This op-ed was distributed by Trice Edney Newswire.
On June 25, 2013, the Supreme Court’s conservative majority prevailed in a case that undermined one of the crowning achievements of the 1960s civil rights movement, the Voting Rights Act of 1965. That ruling in Shelby County v. Holder eight years ago gutted the Act’s requirement that states with a history of voter suppression get federal approval to change any of their voting laws.
The late Justice Ruth Bader Ginsburg wrote a famous dissent in Shelby blasting the conservatives’ claim that the requirement was no longer needed. She wrote that if voter suppression had receded, it was largely because the Voting Rights Act was working – so tossing the Act was “like throwing away your umbrella in a rainstorm because you are not getting wet."
Fast-forward to 2021, and we are reaping what the destruction of the Voting Rights Act has sown.
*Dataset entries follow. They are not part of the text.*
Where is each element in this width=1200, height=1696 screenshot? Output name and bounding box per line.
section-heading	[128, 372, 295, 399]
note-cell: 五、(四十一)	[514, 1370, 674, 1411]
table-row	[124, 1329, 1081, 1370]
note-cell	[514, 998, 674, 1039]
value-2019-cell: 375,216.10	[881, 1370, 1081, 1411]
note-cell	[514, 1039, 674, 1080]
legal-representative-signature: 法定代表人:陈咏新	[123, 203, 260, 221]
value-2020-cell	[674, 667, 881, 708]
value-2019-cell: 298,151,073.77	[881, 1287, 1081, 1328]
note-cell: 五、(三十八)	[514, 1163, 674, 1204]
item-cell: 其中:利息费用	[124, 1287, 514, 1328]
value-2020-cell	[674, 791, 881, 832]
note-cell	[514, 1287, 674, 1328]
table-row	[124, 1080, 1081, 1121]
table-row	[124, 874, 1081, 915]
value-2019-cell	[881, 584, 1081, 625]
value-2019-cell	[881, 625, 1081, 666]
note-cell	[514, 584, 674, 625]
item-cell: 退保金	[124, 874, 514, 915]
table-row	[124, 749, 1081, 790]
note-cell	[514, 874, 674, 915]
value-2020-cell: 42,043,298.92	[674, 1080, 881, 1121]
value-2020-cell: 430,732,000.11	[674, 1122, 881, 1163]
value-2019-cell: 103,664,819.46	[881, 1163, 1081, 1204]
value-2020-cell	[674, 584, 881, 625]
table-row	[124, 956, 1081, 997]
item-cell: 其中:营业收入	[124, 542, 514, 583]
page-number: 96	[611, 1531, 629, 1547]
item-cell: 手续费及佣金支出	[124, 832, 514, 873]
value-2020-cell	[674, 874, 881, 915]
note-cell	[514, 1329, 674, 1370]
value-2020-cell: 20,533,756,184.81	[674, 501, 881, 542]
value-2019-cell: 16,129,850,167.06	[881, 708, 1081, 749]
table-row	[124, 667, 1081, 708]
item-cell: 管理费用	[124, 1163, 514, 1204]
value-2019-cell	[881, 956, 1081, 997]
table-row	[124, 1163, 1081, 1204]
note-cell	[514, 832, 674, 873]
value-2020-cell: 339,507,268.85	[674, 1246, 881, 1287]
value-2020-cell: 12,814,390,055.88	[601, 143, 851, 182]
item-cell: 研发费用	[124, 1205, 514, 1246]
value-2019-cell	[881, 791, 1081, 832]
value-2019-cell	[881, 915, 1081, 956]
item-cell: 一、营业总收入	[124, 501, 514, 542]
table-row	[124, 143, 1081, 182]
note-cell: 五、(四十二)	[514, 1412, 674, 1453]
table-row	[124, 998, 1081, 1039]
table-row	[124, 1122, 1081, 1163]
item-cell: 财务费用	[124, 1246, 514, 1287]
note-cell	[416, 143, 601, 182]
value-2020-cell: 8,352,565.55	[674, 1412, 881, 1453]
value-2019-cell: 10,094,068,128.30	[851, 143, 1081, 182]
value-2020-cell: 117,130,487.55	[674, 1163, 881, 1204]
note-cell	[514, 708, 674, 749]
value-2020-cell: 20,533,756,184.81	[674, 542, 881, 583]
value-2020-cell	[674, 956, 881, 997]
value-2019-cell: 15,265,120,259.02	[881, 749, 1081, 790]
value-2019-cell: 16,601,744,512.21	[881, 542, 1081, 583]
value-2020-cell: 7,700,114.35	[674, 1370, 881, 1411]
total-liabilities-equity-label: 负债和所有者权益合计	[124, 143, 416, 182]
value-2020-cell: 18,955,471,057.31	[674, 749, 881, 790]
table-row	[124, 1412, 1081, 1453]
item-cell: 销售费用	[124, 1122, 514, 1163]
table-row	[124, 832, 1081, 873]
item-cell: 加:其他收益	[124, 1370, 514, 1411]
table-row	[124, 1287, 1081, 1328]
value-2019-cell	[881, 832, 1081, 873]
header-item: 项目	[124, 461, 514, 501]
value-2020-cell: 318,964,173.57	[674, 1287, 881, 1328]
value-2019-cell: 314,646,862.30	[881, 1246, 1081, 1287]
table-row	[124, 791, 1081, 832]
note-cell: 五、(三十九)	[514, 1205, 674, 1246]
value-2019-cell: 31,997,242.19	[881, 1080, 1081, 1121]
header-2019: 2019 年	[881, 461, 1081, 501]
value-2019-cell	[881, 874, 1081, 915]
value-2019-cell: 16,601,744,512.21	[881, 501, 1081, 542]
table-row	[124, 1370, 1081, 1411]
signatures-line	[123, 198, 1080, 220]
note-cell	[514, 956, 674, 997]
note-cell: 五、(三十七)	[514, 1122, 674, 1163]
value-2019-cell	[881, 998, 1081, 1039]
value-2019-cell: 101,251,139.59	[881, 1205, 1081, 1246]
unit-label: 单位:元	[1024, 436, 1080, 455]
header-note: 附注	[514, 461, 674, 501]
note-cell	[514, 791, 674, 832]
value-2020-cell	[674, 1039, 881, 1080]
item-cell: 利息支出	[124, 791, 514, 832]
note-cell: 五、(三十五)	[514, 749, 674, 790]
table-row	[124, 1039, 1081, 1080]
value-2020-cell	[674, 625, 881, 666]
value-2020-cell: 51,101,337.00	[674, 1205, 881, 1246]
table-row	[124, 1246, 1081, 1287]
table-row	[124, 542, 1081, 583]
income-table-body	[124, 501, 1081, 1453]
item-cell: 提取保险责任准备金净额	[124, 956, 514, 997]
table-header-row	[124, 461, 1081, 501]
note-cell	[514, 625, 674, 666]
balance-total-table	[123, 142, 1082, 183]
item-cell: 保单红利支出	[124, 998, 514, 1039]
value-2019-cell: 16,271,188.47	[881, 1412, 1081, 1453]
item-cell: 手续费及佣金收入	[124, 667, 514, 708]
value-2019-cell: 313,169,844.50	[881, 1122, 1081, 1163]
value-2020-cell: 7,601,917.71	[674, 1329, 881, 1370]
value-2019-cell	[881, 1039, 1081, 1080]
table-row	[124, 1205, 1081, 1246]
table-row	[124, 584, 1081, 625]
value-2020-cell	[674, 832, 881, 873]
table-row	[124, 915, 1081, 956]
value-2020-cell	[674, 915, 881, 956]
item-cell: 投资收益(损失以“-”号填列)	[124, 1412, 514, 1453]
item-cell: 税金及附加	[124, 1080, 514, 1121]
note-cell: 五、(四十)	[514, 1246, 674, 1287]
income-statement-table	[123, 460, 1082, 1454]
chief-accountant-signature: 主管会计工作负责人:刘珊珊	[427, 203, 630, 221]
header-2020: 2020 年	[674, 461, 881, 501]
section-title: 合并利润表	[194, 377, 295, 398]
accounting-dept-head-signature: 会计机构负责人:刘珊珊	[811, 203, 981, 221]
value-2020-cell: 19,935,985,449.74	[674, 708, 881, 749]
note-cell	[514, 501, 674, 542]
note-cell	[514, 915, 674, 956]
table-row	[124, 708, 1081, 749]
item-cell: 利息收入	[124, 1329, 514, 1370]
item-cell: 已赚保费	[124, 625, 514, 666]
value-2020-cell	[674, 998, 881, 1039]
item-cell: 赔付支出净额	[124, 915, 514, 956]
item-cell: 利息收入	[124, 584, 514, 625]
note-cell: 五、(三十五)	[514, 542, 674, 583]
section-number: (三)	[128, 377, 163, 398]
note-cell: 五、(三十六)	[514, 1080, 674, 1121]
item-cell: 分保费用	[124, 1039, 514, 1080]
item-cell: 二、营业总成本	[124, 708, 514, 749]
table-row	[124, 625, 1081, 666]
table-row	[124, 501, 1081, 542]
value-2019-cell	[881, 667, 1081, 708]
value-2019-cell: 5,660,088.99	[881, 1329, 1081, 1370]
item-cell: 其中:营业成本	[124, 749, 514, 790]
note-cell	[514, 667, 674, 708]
Southern states rushed to pass voter-suppression laws in the wake of Shelby, and those laws have kept coming. This year we saw a big jump in voter-suppression laws in states where far-right legislators hold sway. The result is a voting-rights emergency worse than anything we’ve experienced since the early 1960s, when activists took to the streets to demand an end to racist voter suppression.
That’s why it was so apt to see the revival this month of a cornerstone of that early civil rights movement: the Freedom Ride. Just days ago on Juneteenth, a new generation of Freedom Riders organized by Black Voters Matter began a voting-rights advocacy tour on the “Blackest Bus in America.”
The ride was set to make stops in cities where legendary events in the early civil rights movement happened: places like Jackson, Mississippi; Birmingham, Alabama; and Atlanta, Georgia – wrapping up in Washington, D.C. Like the original Freedom Riders who rode buses throughout the South to demand an end to Jim Crow, these new riders are demanding an end to what has become known as “Jim Crow 2.0” – the new wave of voter suppression laws.
I’m very proud that my organization, People For the American Way, had one of our young organizers on board that bus. Markus Batchelor helps lead our Young Elected Officials Network and was the youngest person ever elected to the D.C. Board of Education. Markus embodies the hope we have for our next generation of leaders. At a New Freedom Ride stop in Nashville, he told the Nashville Tennessean that it “feels amazing” to follow in the footsteps of original Freedom Riders, some of whom were present for the stop. "I think it reinforces the importance of continuing that work, because they didn't do it for nothing," he said.
Indeed, they didn’t. And we won’t let their hard work and sacrifices be swept away decades later by cynical lawmakers trying to cling to power by preventing people from voting.
The New Freedom Ride tour was all about three critical steps: passing the For the People Act and the John Lewis Voting Rights Act to restore and protect voting rights, and passing legislation for D.C. statehood to ensure full representation for District citizens. None of these things will be easy. While the tour was under way, the For the People Act hit, which garnered the support of every Democrat in the Senate hit a roadblock because of a wall of Republican opposition. Some in the media were quick to declare it dead – again.
But to borrow words from a song we all know, “a change gon’ come.” Every inch of ground we have gained for voting rights has been hard-won over time, and this fight is no different. We will restore federal protection for voting rights -- for our communities, for our kids, for our up-and-coming leaders like Markus who will succeed us in this movement and for all those who came before us. We’ll win because we’ll keep the faith and stay focused. That’s our pledge on this anniversary of the harm caused by Shelby; to make this year its last.